MINNEAPOLIS — Minnesota education officials say the waiver from the strict requirements of the No Child Left Behind education law will give them the flexibility and resources necessary to help struggling students. President Barack Obama announced the waiver on Thursday.
Instead of relying on one high-stakes annual standard test to determine if students are making “adequate yearly progress,” as defined by No Child Left Behind, Minnesota schools will use four indicators, said Sam Kramer, the state department of education’s federal educational policy specialist.
No Child Left Behind primarily affects schools with students from low-income families. Now, Kramer said, academic proficiency will no longer be the only measure of how the state is doing.
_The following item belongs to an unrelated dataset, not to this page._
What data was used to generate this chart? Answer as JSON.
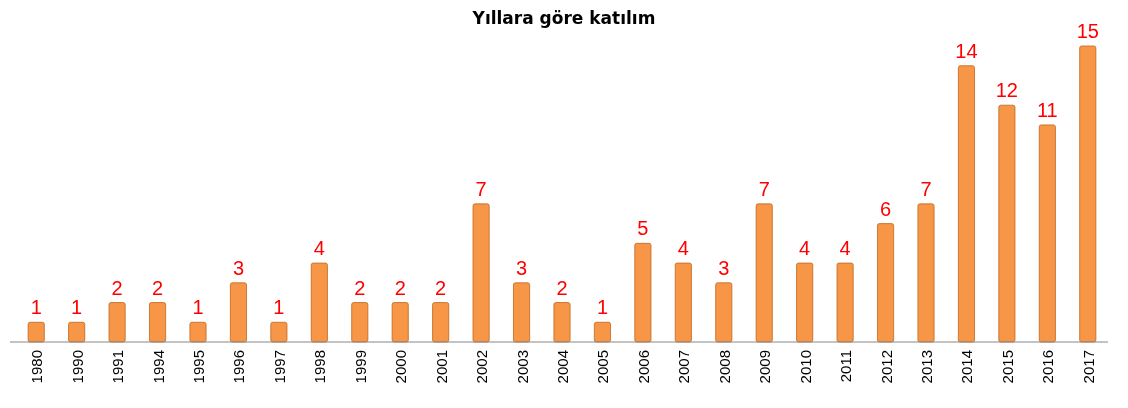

Minnesota will also look at students’ growth from year to year. It will also look at how well schools are doing at reducing achievement gaps between white students and students of color, and focus not just on overall graduation rates, he said, but graduation rates for specific subgroups.
The bottom 5 percent of schools will be designated as “priority schools,” and they’ll have more flexibility to shake things up, Kramer said. The next lowest 10 percent will be deemed “focus schools,” and he said the state will work with them to reduce achievement gaps.
But Kramer said Minnesota will also recognize top-performing schools and determine what they’re doing right so struggling schools can adopt the best practices.
School officials said they’re relieved that they’ll get credit for students who are improving but not yet catching up to their peers. They also say teachers can focus more on a child’s overall education and less on teaching to achievement tests.
“It really takes some pressure off our teachers and allows them to teach, to work with individuals and to grow,” said John Thein, superintendent of Roseville Area Schools.
Tom Dooher, president of the statewide teachers’ union Education Minnesota, called the waiver good news. But Dooher, in a statement, said the union was concerned that the achievement gap goals in particular would be hard to meet without significant new spending for things like early childhood education and smaller class sizes.
No Child Left Behind is driven by test scores, penalizing schools that repeatedly fail to make adequate yearly progress by taking money away from those schools. The money is used to bus students elsewhere and fund outside tutoring.
“The old law had a lot of stick in it, and this has a lot more carrot,” said Donald Pascoe, director of research, assessment and accountability for the Osseo Area Schools. Pascoe said No Child Left Behind costs his district about $500,000 per year. Since money will now stay in the district, he said, the schools might choose to expand early childhood education or summer school programs, among other things.